Three datasets of varying size to test the implementations on are also provided.
Q1: Simple Nested Loop Algorithm
Definition: Outliers are the top n data elements whose
average distance to the k nearest neighbours is greatest.
Implement an algorithm which uses the above definition to detect
outliers in a dataset.
Q2: Nested Loop with Randomization and Pruning
Implement a variation of the above algorithm that makes use of pruning
and randomization to reduce the computational complexity.
- randomize the data X
- compute the outlier score for N data points
- for the remaining points
- iteratively compute the k nearest neighbours
- if the average distance is smaller then the weakest outlier score the point is a non-outlier
- update the top outliers and the weakest outlier score
Q3: Questions
The following are some questions you should now be able to answer:
- What are the main uses of PCA?
- How can you decide the number of principal components to use?
- What is a frequent item set and how can it be used to reduce the computational complexity of the a-priori algorithm?

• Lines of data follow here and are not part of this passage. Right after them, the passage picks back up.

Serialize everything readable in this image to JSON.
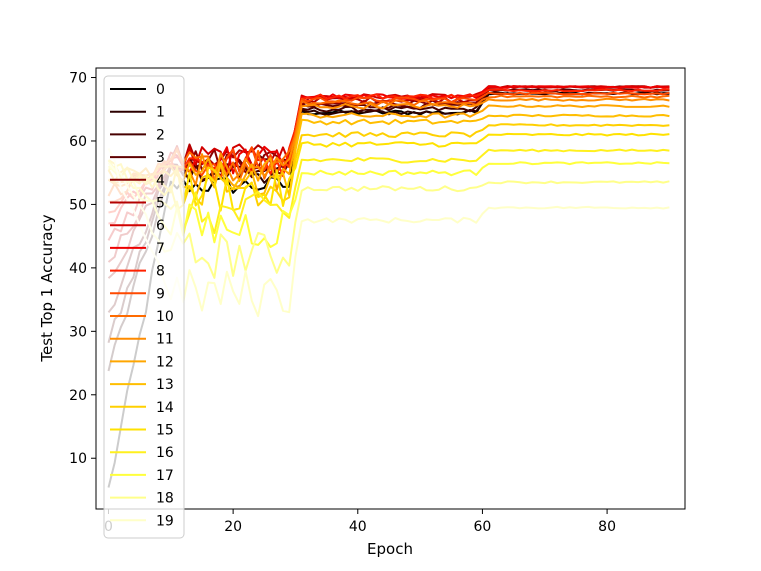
{
  "chart_data": {
    "type": "line",
    "title": "",
    "xlabel": "Epoch",
    "ylabel": "Test Top 1 Accuracy",
    "xlim": [
      -2,
      92.5
    ],
    "ylim": [
      2,
      71.5
    ],
    "xticks": [
      0,
      20,
      40,
      60,
      80
    ],
    "yticks": [
      10,
      20,
      30,
      40,
      50,
      60,
      70
    ],
    "grid": false,
    "legend_position": "upper-left",
    "colormap": "hot",
    "series_meta": [
      {
        "name": "0",
        "color": "#000000",
        "initial": 5
      },
      {
        "name": "1",
        "color": "#2c0000",
        "initial": 24
      },
      {
        "name": "2",
        "color": "#470000",
        "initial": 28
      },
      {
        "name": "3",
        "color": "#600000",
        "initial": 33
      },
      {
        "name": "4",
        "color": "#8a0000",
        "initial": 38
      },
      {
        "name": "5",
        "color": "#b30000",
        "initial": 41
      },
      {
        "name": "6",
        "color": "#d10000",
        "initial": 44
      },
      {
        "name": "7",
        "color": "#ee0000",
        "initial": 47
      },
      {
        "name": "8",
        "color": "#ff2100",
        "initial": 49
      },
      {
        "name": "9",
        "color": "#ff4900",
        "initial": 51
      },
      {
        "name": "10",
        "color": "#ff6b00",
        "initial": 52
      },
      {
        "name": "11",
        "color": "#ff8c00",
        "initial": 53
      },
      {
        "name": "12",
        "color": "#ffa600",
        "initial": 54
      },
      {
        "name": "13",
        "color": "#ffbe00",
        "initial": 55
      },
      {
        "name": "14",
        "color": "#ffd000",
        "initial": 56
      },
      {
        "name": "15",
        "color": "#ffe200",
        "initial": 56
      },
      {
        "name": "16",
        "color": "#fff01e",
        "initial": 57
      },
      {
        "name": "17",
        "color": "#ffff3c",
        "initial": 57
      },
      {
        "name": "18",
        "color": "#ffff8a",
        "initial": 57
      },
      {
        "name": "19",
        "color": "#ffffc8",
        "initial": 58
      }
    ],
    "phase1_levels": [
      53,
      55,
      55.5,
      56,
      57,
      57.5,
      57.2,
      57,
      56.8,
      56.5,
      56,
      55.5,
      55,
      54,
      53,
      52,
      48.5,
      46.5,
      42,
      36
    ],
    "phase2_levels": [
      64.5,
      64.5,
      65,
      65.5,
      66,
      66.5,
      67,
      67,
      67,
      66.5,
      66,
      65.5,
      64,
      63,
      61,
      59.5,
      57,
      55,
      52.5,
      47.5
    ],
    "phase3_levels": [
      67.5,
      67.5,
      68,
      68,
      68.5,
      68.5,
      68.5,
      68.5,
      68,
      67.5,
      67,
      66.5,
      65.5,
      64,
      62.5,
      61,
      58.5,
      56.5,
      53.5,
      49.5
    ]
  }
}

- What's the formula for Bayes' theorem and why is it useful?
- How does K-means work and what are its drawbacks?
- How does supervised classification work?
- How does k nearest neighbour classifier differ from support vector machines?
- What is the conceptual difference between methods such as naive Bayes and logistic regression and others like svm and knn?
- What is the goal of outlier detection and why is it important?
- What are different types of methods for outlier detection? What are the advantages and disadvantages of these methods?